In der Energiefrage, die als
Schlüsselfrage galt, ist ebenfalls nichts Handfestes beschlossen worden. Russland hat die von der EU
entworfene Energiecharta unterschrieben, hat aber nicht die Absicht, sie zu ratifizieren. Denn dies
würde bedeuten, dass Gazprom nicht mehr drohen darf, der Ukraine und Weißrussland den Ölhahn
abzudrehen. Die Versuche, die globale Korruption einzudämmen, waren eh nur ein schlechter Scherz.

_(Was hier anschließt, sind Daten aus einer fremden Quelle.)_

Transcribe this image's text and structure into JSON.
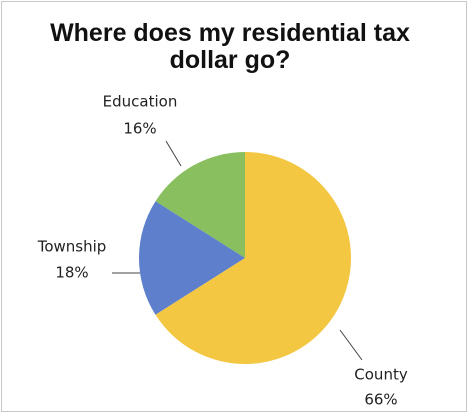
{
  "chart_data": {
    "type": "pie",
    "title": "Where does my residential tax dollar go?",
    "categories": [
      "Education",
      "Township",
      "County"
    ],
    "values": [
      16,
      18,
      66
    ],
    "value_labels": [
      "16%",
      "18%",
      "66%"
    ],
    "colors": [
      "#7cb84e",
      "#4d72c6",
      "#f2c12e"
    ]
  }
}
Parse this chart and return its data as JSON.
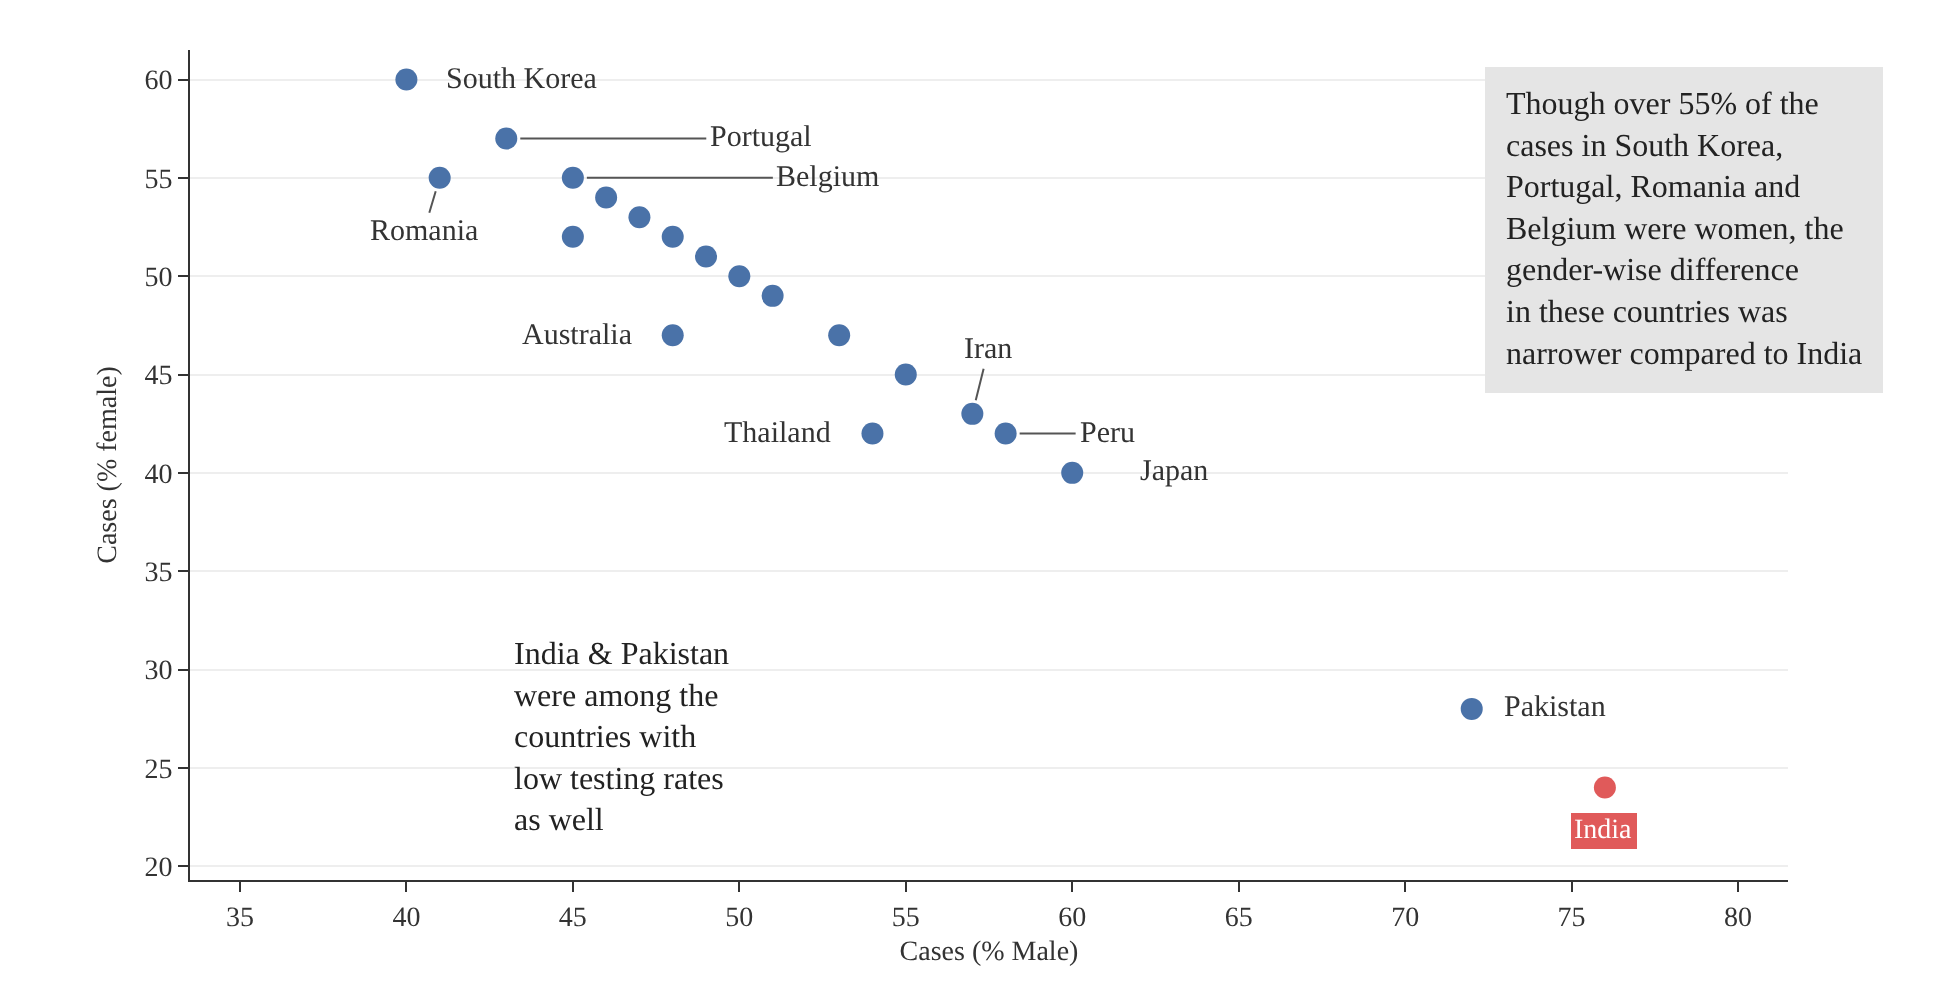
{
  "chart_data": {
    "type": "scatter",
    "xlabel": "Cases (% Male)",
    "ylabel": "Cases (% female)",
    "x": [
      40,
      43,
      41,
      45,
      46,
      47,
      45,
      48,
      49,
      50,
      51,
      48,
      53,
      55,
      57,
      54,
      58,
      60,
      72,
      76
    ],
    "values": [
      60,
      57,
      55,
      55,
      54,
      53,
      52,
      52,
      51,
      50,
      49,
      47,
      47,
      45,
      43,
      42,
      42,
      40,
      28,
      24
    ],
    "color": "#4a72a8",
    "colors": [
      "#4a72a8",
      "#4a72a8",
      "#4a72a8",
      "#4a72a8",
      "#4a72a8",
      "#4a72a8",
      "#4a72a8",
      "#4a72a8",
      "#4a72a8",
      "#4a72a8",
      "#4a72a8",
      "#4a72a8",
      "#4a72a8",
      "#4a72a8",
      "#4a72a8",
      "#4a72a8",
      "#4a72a8",
      "#4a72a8",
      "#4a72a8",
      "#e05a5a"
    ],
    "xlim": [
      33.5,
      81.5
    ],
    "xticks": [
      35,
      40,
      45,
      50,
      55,
      60,
      65,
      70,
      75,
      80
    ],
    "ylim": [
      19.3,
      61.5
    ],
    "yticks": [
      20,
      25,
      30,
      35,
      40,
      45,
      50,
      55,
      60
    ],
    "grid": "y",
    "marker": "circle",
    "legend": false,
    "annotations": [
      {
        "text": "South Korea",
        "x": 40,
        "y": 60
      },
      {
        "text": "Portugal",
        "x": 43,
        "y": 57
      },
      {
        "text": "Belgium",
        "x": 45,
        "y": 55
      },
      {
        "text": "Romania",
        "x": 41,
        "y": 55
      },
      {
        "text": "Australia",
        "x": 48,
        "y": 47
      },
      {
        "text": "Iran",
        "x": 57,
        "y": 43
      },
      {
        "text": "Thailand",
        "x": 54,
        "y": 42
      },
      {
        "text": "Peru",
        "x": 58,
        "y": 42
      },
      {
        "text": "Japan",
        "x": 60,
        "y": 40
      },
      {
        "text": "Pakistan",
        "x": 72,
        "y": 28
      },
      {
        "text": "India",
        "x": 76,
        "y": 24
      },
      "Though over 55% of the\ncases in South Korea,\nPortugal, Romania and\nBelgium were women, the\ngender-wise difference\nin these countries was\nnarrower compared to India",
      "India & Pakistan\nwere among the\ncountries with\nlow testing rates\nas well"
    ]
  }
}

So konnten die Vertreter der G8 nicht
verbergen, dass sie in fast jedem Punkt schwerwiegende Meinungsverschiedenheiten haben angefangen
vom Nahen Osten bis zur Frage der demokratischen Rechte in Russland.
Einzig die sog.
"Alternativgipfel" fielen noch finsterer aus als der G8-Gipfel selbst. Das Forum Drugaja Rossija
wurde von einer "Vereinigten Opposition" ausgerichtet. Der Name des Forums war nicht
zufällig gewählt er griff den Titel eines Buchs von Eduard Limonow auf, welcher
Vorsitzender der rechtsradikalen Nationalbolschewistischen Partei (NBP) ist. Diese war auf dem Forum sehr
präsent: sie überprüfte die Akkreditierung der Journalisten, sorgte für Ordnung und
bemühte sich allüberall, ihre verantwortliche Rolle hervorzuheben.
Doch ideologisch gaben andere den Ton an
nämlich Ultra-Liberale wie Andrej Illarionow, der Wirtschaftskapitän, der Jegor Gaidar
oder Jeffrey Sachs schon für Kommunisten hält. Die größte Geißel Russlands,
erklärte er, seien die Überbleibsel des sozialen Sicherungssystems, an denen das Land noch klebe,
oder die Bereiche, die noch nicht der Herrschaft der Marktgesetze unterworfen seien, die immer noch
ausufernde staatliche Beteiligung an der Wirtschaft... Alles müsse privatisiert werden,
veräußert werden, in Stücke gehauen und zerstört werden. Dies durchzusetzen auch
die Zerschlagung von Protestaktionen überlässt man gern den Jungs der NBP.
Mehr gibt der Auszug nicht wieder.